Our results highlight selenium, magnesium, and select flavonoids as promising dietary factors in reducing PCa risk and improving prognosis. These insights support the development of evidence-based, individualized nutritional strategies and call for further mechanistic and clinical investigations.
氧化应激和饮食中微量营养素失衡与前列腺癌(PCa)的发生和发展有关。尽管黄酮类化合物和抗氧化剂在实验模型中显示出前景,但基于人群研究的证据仍然有限。

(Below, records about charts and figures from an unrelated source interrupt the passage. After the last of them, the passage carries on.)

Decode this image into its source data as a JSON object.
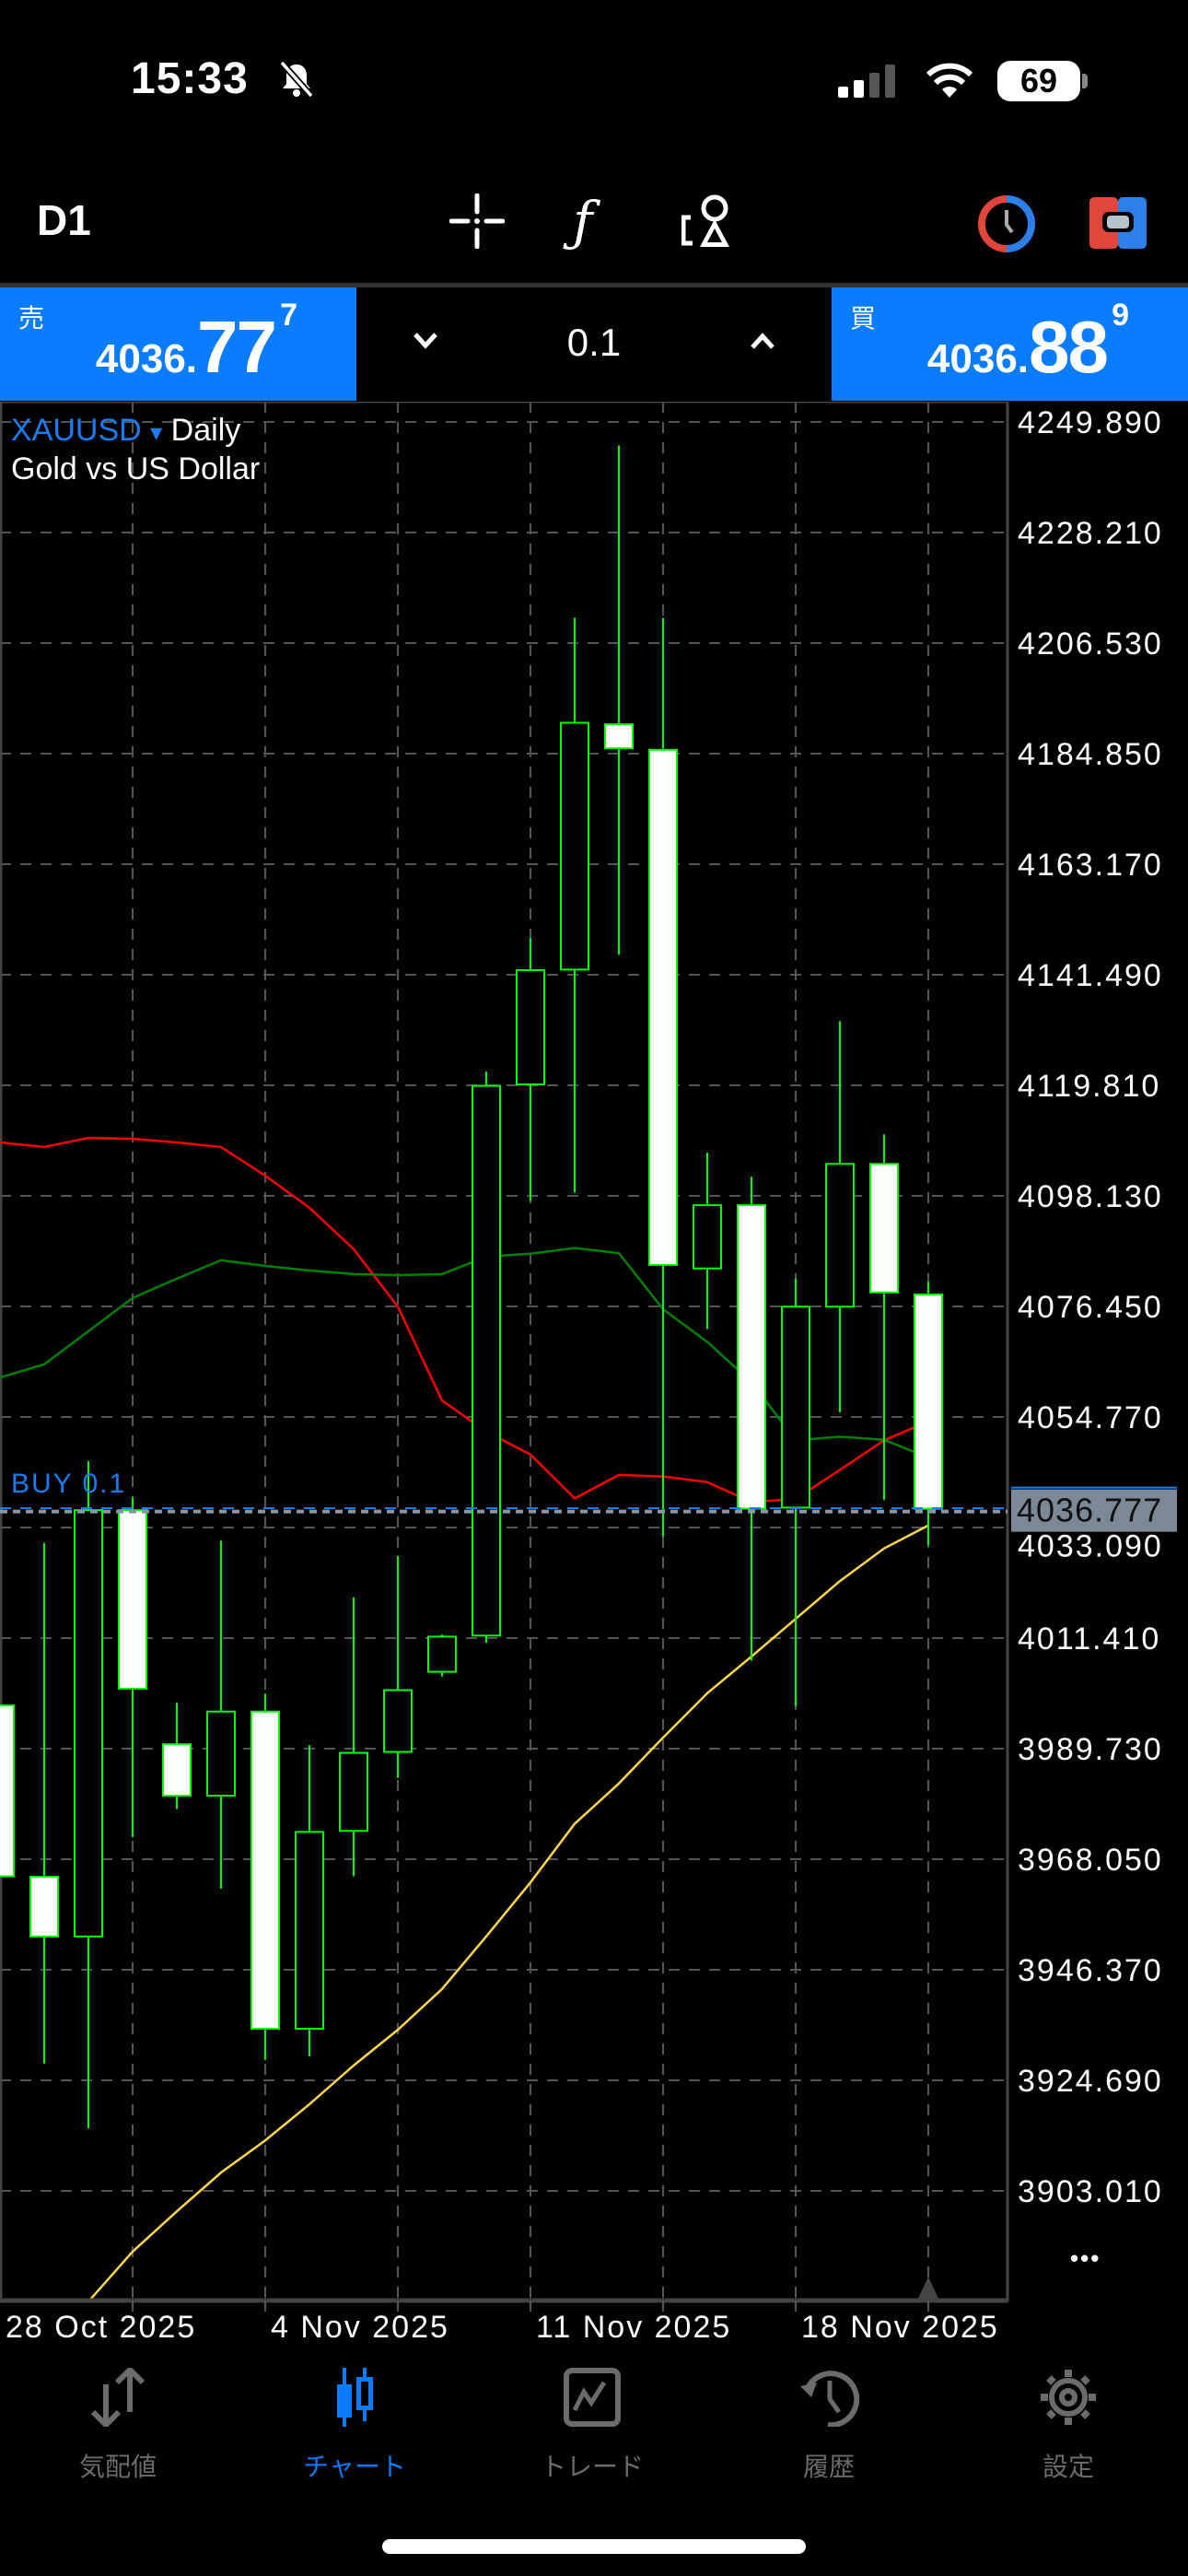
{
  "status_bar": {
    "time": "15:33",
    "battery": "69",
    "icons": [
      "bell-slash-icon",
      "cellular-signal-icon",
      "wifi-icon",
      "battery-icon"
    ]
  },
  "toolbar": {
    "timeframe": "D1",
    "icons": [
      "crosshair-icon",
      "function-icon",
      "objects-icon",
      "one-click-trading-icon",
      "trade-panel-icon"
    ]
  },
  "quote": {
    "sell": {
      "label": "売",
      "price_prefix": "4036.",
      "price_big": "77",
      "price_sup": "7"
    },
    "buy": {
      "label": "買",
      "price_prefix": "4036.",
      "price_big": "88",
      "price_sup": "9"
    },
    "volume": "0.1"
  },
  "chart": {
    "symbol": "XAUUSD",
    "symbol_arrow": "▾",
    "period": "Daily",
    "description": "Gold vs US Dollar",
    "position_label": "BUY 0.1",
    "more_icon": "•••"
  },
  "colors": {
    "accent": "#0a7cff",
    "candle_border": "#00ff00",
    "bear_fill": "#ffffff",
    "bull_fill": "#000000",
    "ma_red": "#ff0000",
    "ma_green": "#008000",
    "ma_yellow": "#ffd54a",
    "bid_line": "#8a96a3",
    "ask_line": "#1a7cf0"
  },
  "chart_data": {
    "type": "candlestick",
    "title": "",
    "x_ticks": [
      "28 Oct 2025",
      "4 Nov 2025",
      "11 Nov 2025",
      "18 Nov 2025"
    ],
    "y_ticks": [
      "4249.890",
      "4228.210",
      "4206.530",
      "4184.850",
      "4163.170",
      "4141.490",
      "4119.810",
      "4098.130",
      "4076.450",
      "4054.770",
      "4033.090",
      "4011.410",
      "3989.730",
      "3968.050",
      "3946.370",
      "3924.690",
      "3903.010"
    ],
    "ylim": [
      3881.3,
      4253.9
    ],
    "current_bid": "4036.777",
    "ask": 4036.889,
    "grid": true,
    "candles": [
      {
        "o": 3998.2,
        "h": 3998.2,
        "l": 3964.7,
        "c": 3964.7
      },
      {
        "o": 3964.6,
        "h": 4030.1,
        "l": 3928.0,
        "c": 3952.9
      },
      {
        "o": 3952.9,
        "h": 4046.1,
        "l": 3915.3,
        "c": 4036.5
      },
      {
        "o": 4036.5,
        "h": 4039.0,
        "l": 3972.4,
        "c": 4001.5
      },
      {
        "o": 3990.6,
        "h": 3998.7,
        "l": 3977.9,
        "c": 3980.5
      },
      {
        "o": 3980.5,
        "h": 4030.5,
        "l": 3962.3,
        "c": 3997.0
      },
      {
        "o": 3997.0,
        "h": 4000.5,
        "l": 3928.7,
        "c": 3934.8
      },
      {
        "o": 3934.8,
        "h": 3990.4,
        "l": 3929.4,
        "c": 3973.4
      },
      {
        "o": 3973.6,
        "h": 4019.4,
        "l": 3964.7,
        "c": 3988.9
      },
      {
        "o": 3989.1,
        "h": 4027.5,
        "l": 3984.0,
        "c": 4001.2
      },
      {
        "o": 4004.8,
        "h": 4012.1,
        "l": 4003.9,
        "c": 4011.7
      },
      {
        "o": 4011.9,
        "h": 4122.5,
        "l": 4010.5,
        "c": 4119.7
      },
      {
        "o": 4120.0,
        "h": 4148.7,
        "l": 4097.2,
        "c": 4142.4
      },
      {
        "o": 4142.5,
        "h": 4211.5,
        "l": 4098.8,
        "c": 4190.9
      },
      {
        "o": 4190.6,
        "h": 4245.3,
        "l": 4145.4,
        "c": 4185.9
      },
      {
        "o": 4185.6,
        "h": 4211.4,
        "l": 4031.3,
        "c": 4084.6
      },
      {
        "o": 4083.9,
        "h": 4106.6,
        "l": 4072.0,
        "c": 4096.3
      },
      {
        "o": 4096.3,
        "h": 4101.9,
        "l": 4007.0,
        "c": 4036.8
      },
      {
        "o": 4037.0,
        "h": 4081.9,
        "l": 3998.0,
        "c": 4076.4
      },
      {
        "o": 4076.4,
        "h": 4132.4,
        "l": 4055.7,
        "c": 4104.4
      },
      {
        "o": 4104.4,
        "h": 4110.2,
        "l": 4038.5,
        "c": 4079.2
      },
      {
        "o": 4078.8,
        "h": 4081.3,
        "l": 4029.6,
        "c": 4036.777
      }
    ],
    "lines": [
      {
        "color": "#ff0000",
        "start": 0,
        "values": [
          4108.6,
          4107.7,
          4109.5,
          4109.3,
          4108.6,
          4107.7,
          4102.1,
          4095.8,
          4087.7,
          4076.4,
          4058.0,
          4051.9,
          4047.4,
          4038.8,
          4043.4,
          4043.1,
          4042.0,
          4038.1,
          4038.7,
          4044.4,
          4050.2,
          4053.9
        ]
      },
      {
        "color": "#008000",
        "start": 0,
        "values": [
          4062.5,
          4065.1,
          4071.6,
          4078.1,
          4081.9,
          4085.5,
          4084.4,
          4083.5,
          4082.8,
          4082.6,
          4082.8,
          4086.2,
          4086.8,
          4087.9,
          4086.9,
          4075.9,
          4069.5,
          4061.6,
          4050.2,
          4050.9,
          4050.3,
          4046.8
        ]
      },
      {
        "color": "#ffd54a",
        "start": 2,
        "values": [
          3881.3,
          3891.1,
          3899.0,
          3906.6,
          3912.9,
          3920.0,
          3927.6,
          3934.6,
          3942.6,
          3952.9,
          3963.5,
          3975.0,
          3982.9,
          3991.9,
          4000.6,
          4007.8,
          4015.2,
          4022.6,
          4029.0,
          4033.5
        ]
      }
    ]
  },
  "tabs": [
    {
      "label": "気配値",
      "icon": "quotes-arrows-icon",
      "active": false
    },
    {
      "label": "チャート",
      "icon": "candlestick-chart-icon",
      "active": true
    },
    {
      "label": "トレード",
      "icon": "trade-chart-icon",
      "active": false
    },
    {
      "label": "履歴",
      "icon": "history-clock-icon",
      "active": false
    },
    {
      "label": "設定",
      "icon": "settings-gear-icon",
      "active": false
    }
  ]
}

本研究旨在调查饮食中抗氧化剂和黄酮类化合物的摄入量与PCa风险及生存率之间的关系,并评估机器学习模型识别重要饮食因素的潜力。
分析了2007 - 2010年美国国家健康与营养检查调查(NHANES)中2629名年龄≥40岁男性参与者的数据。饮食摄入量通过与美国农业部黄酮类化合物数据库相关联的两次24小时饮食回忆来估计。PCa状态通过自我报告获得。采用调查加权逻辑回归和Cox模型评估与PCa患病率和全因死亡率之间关联,并对人口统计学、生活方式和临床协变量进行调整。开发并验证了包括随机森林(RF)在内的9种监督机器学习模型。Shapley值加法解释(SHAP)确定关键预测因素并直观显示其影响。
在2007 - 2010年NHANES的2629名美国男性参与者中,144人报告有PCa病史。与非癌症个体相比,病例组的硒、镁、槲皮素、山奈酚、表儿茶素、表没食子儿茶素、总黄酮和总黄酮类化合物摄入量较低(均P < 0.05)。在加权回归模型中,较高的硒、镁、儿茶素和杨梅素摄入量与降低PCa风险相关,多变量调整后硒仍具有显著性[比值比(OR)= 0.50,95%置信区间(CI):0.33 - 0.76]。较低的硒、镁、木犀草素、槲皮素、山奈酚和总黄酮摄入量与死亡风险增加有关,硒独立预测生存率提高[风险比(HR)= 0.69,95% CI:0.54 - 0.88]。RF模型显示出卓越的预测性能[曲线下面积(AUC)= 0.740],确定硒、木犀草素、总黄酮、杨梅素、儿茶素和镁为关键特征。SHAP分析揭示了硒、儿茶素和杨梅素呈U形关联,木犀草素和镁呈剂量依赖性保护作用。
我们的结果突出了硒、镁和特定黄酮类化合物作为降低PCa风险和改善预后的有前景的饮食因素。这些见解支持制定基于证据且个性化的营养策略,并呼吁进一步开展机制和临床研究。